(THE CENTER SQUARE) – Boards of election across Ohio have until July 20 to verify petition signatures that would put abortion rights and legalized recreational marijuana on the ballot in November.
Ohioans for Reproductive Freedom and Protect Choice Ohio delivered more than 700,000 signatures to Secretary of State Frank LaRose on Wednesday, the deadline to submit petitions to continue the push to make the November ballot.
LaRose said he would now send those signatures to county boards of elections to verify. The group needs 413,000 – 10% of the total vote in the last gubernatorial election – verified signatures to place adding a right to abortion to the state’s constitution on the ballot.
The standards for verification include whether each signer is registered to vote in the county, whether the signatures are genuine, whether any person signed more than once and whether the petition papers include all of the required information, including the circulator’s statement.
LaRose has until July 25 to decide if the issue will make the ballot.
“This is a historic day for Ohio and for reproductive freedom,” Lauren Blauvelt and Kellie Copeland of Ohioans for Reproductive Freedom said in a statement. “We cannot thank our volunteers enough for this herculean grassroots effort to ensure patients and doctors, not government extremists, are in control of making private medical decisions. Fortunately, the Ohio Constitution gives us the ability to take this popular issue directly to the people. Today, we take a huge step forward in the fight for abortion access and reproductive freedom for all, to ensure that Ohioans and their families can make their own health care decisions without government interference.”
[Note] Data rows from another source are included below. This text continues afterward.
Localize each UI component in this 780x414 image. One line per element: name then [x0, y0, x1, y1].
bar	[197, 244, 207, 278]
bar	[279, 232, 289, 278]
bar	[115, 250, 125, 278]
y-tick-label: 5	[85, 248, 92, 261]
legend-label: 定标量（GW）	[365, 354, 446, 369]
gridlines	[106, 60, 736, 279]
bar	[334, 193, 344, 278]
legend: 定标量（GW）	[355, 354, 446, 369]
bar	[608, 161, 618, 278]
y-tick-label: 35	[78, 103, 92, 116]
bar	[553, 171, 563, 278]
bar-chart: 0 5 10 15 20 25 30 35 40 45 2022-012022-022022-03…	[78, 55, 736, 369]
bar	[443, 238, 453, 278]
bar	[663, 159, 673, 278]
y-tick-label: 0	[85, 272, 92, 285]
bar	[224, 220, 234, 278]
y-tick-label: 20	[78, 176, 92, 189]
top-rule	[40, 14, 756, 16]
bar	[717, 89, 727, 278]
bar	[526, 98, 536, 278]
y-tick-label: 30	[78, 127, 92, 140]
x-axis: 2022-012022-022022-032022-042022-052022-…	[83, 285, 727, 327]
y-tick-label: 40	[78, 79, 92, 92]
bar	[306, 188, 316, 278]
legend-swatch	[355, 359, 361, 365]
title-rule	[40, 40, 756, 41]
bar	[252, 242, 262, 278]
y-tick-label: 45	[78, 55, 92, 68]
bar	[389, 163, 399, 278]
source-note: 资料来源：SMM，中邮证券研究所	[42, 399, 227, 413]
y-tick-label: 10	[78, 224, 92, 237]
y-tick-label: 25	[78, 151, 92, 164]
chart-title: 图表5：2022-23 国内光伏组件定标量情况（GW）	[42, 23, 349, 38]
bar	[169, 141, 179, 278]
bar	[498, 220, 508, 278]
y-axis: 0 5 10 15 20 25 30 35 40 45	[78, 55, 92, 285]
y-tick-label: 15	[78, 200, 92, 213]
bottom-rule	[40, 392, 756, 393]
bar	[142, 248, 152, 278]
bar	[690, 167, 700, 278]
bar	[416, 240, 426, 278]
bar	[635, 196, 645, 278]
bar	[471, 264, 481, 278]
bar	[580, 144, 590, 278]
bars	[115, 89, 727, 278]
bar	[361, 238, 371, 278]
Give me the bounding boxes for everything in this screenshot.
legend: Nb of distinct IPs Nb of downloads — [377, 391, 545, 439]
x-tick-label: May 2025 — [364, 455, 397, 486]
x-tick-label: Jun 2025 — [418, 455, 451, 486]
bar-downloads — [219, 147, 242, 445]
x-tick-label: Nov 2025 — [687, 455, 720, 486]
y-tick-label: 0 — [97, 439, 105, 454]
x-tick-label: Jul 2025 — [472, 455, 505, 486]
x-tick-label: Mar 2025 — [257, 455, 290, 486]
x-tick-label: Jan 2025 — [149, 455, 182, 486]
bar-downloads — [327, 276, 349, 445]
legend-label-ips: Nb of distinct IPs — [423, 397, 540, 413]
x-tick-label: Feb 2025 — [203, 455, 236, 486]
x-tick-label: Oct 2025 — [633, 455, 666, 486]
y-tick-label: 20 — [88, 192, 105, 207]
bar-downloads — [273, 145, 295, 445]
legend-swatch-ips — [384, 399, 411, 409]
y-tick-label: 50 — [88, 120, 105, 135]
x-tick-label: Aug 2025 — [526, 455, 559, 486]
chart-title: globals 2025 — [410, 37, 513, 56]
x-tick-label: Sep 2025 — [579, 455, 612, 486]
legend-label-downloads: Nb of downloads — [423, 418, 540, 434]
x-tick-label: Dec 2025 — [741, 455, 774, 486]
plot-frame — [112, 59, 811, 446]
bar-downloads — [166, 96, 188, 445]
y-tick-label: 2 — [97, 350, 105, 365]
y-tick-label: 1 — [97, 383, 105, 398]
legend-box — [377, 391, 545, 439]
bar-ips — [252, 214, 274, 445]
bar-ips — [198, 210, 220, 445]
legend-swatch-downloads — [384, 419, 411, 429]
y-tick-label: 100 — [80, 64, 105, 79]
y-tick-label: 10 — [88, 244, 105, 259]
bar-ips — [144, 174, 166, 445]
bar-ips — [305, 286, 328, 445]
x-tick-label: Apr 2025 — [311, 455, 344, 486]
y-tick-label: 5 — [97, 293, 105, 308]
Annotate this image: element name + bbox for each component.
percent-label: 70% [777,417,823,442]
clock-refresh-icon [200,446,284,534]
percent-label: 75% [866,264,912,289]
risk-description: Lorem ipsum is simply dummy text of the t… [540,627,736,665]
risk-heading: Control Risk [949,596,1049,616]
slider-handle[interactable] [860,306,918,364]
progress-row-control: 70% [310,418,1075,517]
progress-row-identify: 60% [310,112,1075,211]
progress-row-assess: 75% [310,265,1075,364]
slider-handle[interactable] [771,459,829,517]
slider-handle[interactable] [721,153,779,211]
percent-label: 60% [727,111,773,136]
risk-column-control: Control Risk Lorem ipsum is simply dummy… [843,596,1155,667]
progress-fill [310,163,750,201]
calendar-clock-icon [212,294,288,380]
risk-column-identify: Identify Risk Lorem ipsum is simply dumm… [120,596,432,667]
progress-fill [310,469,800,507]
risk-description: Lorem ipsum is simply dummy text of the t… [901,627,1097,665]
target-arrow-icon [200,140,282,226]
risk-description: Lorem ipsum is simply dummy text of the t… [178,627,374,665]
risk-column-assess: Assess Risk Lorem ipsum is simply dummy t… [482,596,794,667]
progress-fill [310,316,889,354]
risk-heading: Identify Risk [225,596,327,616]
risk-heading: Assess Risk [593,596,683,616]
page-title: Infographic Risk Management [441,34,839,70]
The Coalition to Regulate Marijuana Like Alcohol also delivered nearly 223,000 signatures to LaRose’s office, needing a little more than 124,000 to be verified to make the November ballot.
The group began its effort more than two years ago. While several similar measures have been introduced in General Assembly by both Republicans and Democrats, none have passed.
Before November, however, voters will decide on Aug. 8 whether to change how the public can amend the constitution.
Republicans pushed through and Gov. Mike DeWine signed a bill to allow an Aug. 8 special election to have voters decide if they want a 60% voter-approval threshold to pass citizen-led constitutional amendments rather than the 50%-plus-one approval needed since 1912.
If that amendment passes with a 50%-plus-one majority, both the abortion rights and recreational amendments would have to meet the higher vote margin.